For week 3, our plan is to progress in the same way. But, sometimes things don’t go according to plan, so we’re gonna have an “ace” in our back pocket if need be.
First up, if possible progress in one of the two main ways. Here’s a reminder of how we’re doing that:
- If you hit the top-end of the rep range during week 2, you will add 5 pounds.
- If you hit the low-end (or in the middle), you’ll keep the weight the same and aim for 1 more rep.
Same as week 1. Simple.
BUT – what if this doesn’t work? Because for some people (especially the more “advanced” you are), this may not work.
Some would suggest you force it – make it happen. But that’s a good way to get injured. Plus, sacrificing form for another rep isn’t true progress.
So we need to have a plan in place for progression even if you aren’t able to add weight or get more reps. So here’s the plan:
- If you are unable to get the same number of reps as week 2 with a heavier weight and you are unable to do more reps, you will add one more set.
So the setup for the exercise(s) you are using pyramid training with moves from this:
Set 1: 10-12 reps
Set 2: 8-10 reps
Set 3: 6-8 reps
Set 1: 10-12 reps
Set 2: 8-10 reps
Set 3: 6-8 reps
Set 4: As many reps as possible (perfect form) with weight used on your first set.
This is really simple.
All you’re doing is adding one more set where you will perform as many reps as possible using the same weight you used for your first set on that exercise that day. So here’s how it may look with weights:
Set 1: 11 reps with 135 pounds
Set 2: 10 reps with 145 pounds
Set 3: 6 reps with 160 pounds
Set 4: 135 pounds for as many reps as possible.
Adding in this fourth set works great because it still allows you to provide progressive overload when you aren’t able to add weight or do more reps.
By week four, we’ve pushed the envelope for three straight weeks. Newbies can get away with continuing to get after it, but intermediate and advanced trainees may actually benefit more from scaling back the intensity a bit.
Here’s two different options you can choose from for week four.
Newbies (0-2 years of consistent training)
- Continue to aim for progression as outlined in weeks 1-3.
Intermediate/advanced trainees (2+ years of consistent training)
- Using the weight from your first set in week 1, do 3 sets of 10-12 reps.
Don’t overthink this too much. If you’re pretty new to training and haven’t gotten significantly stronger, stick with option #1 and continue to aim for progression.
If you’ve been lifting consistently for a while and are pretty strong, option #2 will give your joints and nervous system a break so that you can recover and bring the intensity back up again the next week.
After completing this four-week cycle, you would simply repeat the same setup with new exercise variations for each movement pattern that you want to use pyramid training with.
So instead of a flat barbell bench press, you could do incline dumbbell bench presses.
The Wrap Up
It really is no surprise that some of the greatest strength athletes and bodybuilders from years ago up to today regularly use pyramid training to get stronger and build mass.

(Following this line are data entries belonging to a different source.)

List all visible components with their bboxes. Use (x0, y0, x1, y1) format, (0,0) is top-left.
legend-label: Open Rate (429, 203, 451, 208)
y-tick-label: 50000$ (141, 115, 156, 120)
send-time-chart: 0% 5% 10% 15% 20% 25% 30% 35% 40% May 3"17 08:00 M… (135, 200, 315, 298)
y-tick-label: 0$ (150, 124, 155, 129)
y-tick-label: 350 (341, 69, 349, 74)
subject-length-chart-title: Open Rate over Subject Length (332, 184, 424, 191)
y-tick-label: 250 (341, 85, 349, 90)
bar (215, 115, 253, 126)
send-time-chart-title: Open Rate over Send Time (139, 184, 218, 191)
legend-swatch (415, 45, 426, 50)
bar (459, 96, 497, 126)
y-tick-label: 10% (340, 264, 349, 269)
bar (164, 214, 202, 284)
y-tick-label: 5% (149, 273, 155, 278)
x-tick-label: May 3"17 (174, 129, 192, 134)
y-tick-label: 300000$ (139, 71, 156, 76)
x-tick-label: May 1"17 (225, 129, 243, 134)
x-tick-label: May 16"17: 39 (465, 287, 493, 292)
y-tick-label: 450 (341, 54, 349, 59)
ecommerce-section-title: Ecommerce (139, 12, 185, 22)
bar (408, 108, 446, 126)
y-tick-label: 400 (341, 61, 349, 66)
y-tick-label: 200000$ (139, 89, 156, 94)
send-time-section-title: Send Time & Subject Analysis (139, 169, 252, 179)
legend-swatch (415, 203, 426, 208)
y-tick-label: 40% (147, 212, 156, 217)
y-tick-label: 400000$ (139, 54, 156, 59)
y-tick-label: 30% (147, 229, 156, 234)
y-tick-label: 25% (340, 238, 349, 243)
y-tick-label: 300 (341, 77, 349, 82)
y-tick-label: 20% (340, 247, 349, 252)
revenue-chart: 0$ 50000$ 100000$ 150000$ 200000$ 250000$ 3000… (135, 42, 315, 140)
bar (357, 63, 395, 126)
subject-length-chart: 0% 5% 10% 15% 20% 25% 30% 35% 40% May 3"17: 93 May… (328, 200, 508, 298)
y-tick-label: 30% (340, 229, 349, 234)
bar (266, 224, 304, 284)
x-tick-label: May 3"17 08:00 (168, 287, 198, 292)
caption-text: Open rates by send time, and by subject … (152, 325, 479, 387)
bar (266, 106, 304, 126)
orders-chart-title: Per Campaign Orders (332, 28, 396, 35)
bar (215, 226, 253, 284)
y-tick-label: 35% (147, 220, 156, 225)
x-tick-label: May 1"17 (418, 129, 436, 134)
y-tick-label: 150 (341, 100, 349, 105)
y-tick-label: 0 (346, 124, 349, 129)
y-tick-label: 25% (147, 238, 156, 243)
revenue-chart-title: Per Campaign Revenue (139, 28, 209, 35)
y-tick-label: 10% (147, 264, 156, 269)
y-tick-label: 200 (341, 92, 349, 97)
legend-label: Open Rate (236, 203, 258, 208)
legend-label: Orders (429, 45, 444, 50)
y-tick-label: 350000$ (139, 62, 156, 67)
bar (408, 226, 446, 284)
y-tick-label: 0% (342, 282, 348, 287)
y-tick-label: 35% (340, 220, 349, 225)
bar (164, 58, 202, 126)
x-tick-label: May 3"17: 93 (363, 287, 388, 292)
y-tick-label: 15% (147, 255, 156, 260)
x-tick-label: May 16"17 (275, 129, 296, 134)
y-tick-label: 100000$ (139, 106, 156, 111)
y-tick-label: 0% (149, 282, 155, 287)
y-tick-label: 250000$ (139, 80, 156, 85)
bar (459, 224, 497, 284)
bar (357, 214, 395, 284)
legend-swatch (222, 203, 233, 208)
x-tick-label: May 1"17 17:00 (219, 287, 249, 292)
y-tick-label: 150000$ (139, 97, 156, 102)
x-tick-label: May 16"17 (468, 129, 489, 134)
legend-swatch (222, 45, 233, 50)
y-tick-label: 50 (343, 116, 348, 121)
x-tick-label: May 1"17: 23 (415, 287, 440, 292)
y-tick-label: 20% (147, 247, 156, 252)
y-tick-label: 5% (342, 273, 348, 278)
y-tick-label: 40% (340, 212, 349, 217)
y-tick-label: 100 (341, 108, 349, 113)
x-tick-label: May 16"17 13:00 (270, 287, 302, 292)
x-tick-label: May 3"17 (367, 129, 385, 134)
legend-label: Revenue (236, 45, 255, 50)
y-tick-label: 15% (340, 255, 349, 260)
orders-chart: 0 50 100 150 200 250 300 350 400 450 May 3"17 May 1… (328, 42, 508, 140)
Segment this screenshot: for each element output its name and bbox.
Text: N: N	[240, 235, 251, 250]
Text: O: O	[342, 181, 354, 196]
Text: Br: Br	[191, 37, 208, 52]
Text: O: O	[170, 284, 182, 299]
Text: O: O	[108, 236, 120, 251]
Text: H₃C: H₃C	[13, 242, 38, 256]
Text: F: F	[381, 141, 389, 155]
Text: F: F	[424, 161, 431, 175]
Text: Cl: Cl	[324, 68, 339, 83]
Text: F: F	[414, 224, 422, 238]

When it comes to gaining strength that leads to increased muscle, there are two crucial elements:
- Choosing the “right” weight (getting as close to the maximum amount of weight you can lift for a given rep range without overdoing it and sacrificing your ability to recover).
- Getting stronger in rep-ranges that are conducive to building muscle.
With Pyramid Training, you can hit both of these essentials in really efficient, simple system.